In all likelihood, it was a fire sale. Fire sales are usually preceded by constant turnover in management, downsizing, a lack of operating capital, and lack of direction. Just look at the website, there really hasn't been any activity or maintenance on their site since 2009. The patient lingered for many years battling financial, clinical, and reimbursement issues. Maybe there will be some lessons learned, but then again, that would be wishful thinking. As Einstein once said, the definition of insanity is doing the same thing over and over while expecting different results. If the Board was providing oversight, it should return its Board Fees.
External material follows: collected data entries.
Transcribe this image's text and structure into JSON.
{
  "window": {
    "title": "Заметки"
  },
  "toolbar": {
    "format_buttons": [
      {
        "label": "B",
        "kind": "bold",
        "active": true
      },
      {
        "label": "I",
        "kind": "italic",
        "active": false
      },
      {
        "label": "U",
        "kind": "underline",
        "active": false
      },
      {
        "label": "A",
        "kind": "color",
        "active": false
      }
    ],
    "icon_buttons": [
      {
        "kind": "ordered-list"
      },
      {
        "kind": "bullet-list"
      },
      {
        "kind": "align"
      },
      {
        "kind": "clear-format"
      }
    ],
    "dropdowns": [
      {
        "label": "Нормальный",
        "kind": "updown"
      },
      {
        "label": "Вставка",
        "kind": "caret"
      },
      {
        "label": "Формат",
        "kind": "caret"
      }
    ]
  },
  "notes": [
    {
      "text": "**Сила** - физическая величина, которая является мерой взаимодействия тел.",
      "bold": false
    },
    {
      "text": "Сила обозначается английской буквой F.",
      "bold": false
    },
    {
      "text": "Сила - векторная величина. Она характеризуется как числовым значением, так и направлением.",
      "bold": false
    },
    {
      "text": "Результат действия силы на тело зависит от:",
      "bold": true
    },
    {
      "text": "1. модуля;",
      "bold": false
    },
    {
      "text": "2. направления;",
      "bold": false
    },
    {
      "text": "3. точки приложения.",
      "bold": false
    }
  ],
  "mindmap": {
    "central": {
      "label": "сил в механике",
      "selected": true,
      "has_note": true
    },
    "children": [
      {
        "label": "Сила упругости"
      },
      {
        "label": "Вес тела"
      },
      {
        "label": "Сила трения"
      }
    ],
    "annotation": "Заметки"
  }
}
Sometimes it makes you wonder.

"Are you happy, are you satisfied, How long can you stand the heat, Out of the doorway the bullets rip, to the sound of the beat,.....Another one bites the dust, Another one bites the dust."

Friday, August 6, 2010

Bacterin: The Company that take a Lickin' and Keeps on Tickin'

Dear Department of Justice:

From the Bacterin Website, click on Healthcare Professionals, scroll down to Opportunities and click on that:

"Bacterin has assembled a vast group of surgeons from throughout the country to assist us with training other surgeons on Bacterin products, working with research and development personnel to develop new products, and providing consultation as requested. We have established an excellent core of surgeons, each with extensive expertise in their respective areas including Foot and Ankle, Spine/Neurosurgery, Sports Medicine and general orthopedics which will cover trauma, oncology and pediatric disciplines.

If you are interested in being a consultant for the company or performing a clinical study utilizing Bacterin products, you know what Bob Barker use to say, Come on down."

Oh, and by the way we raised, $9.2 million dollars to expand the sales forces and to use as working capital.

Spine Nation: I don't believe I have ever seen anything as brazen as this, what do our readers think?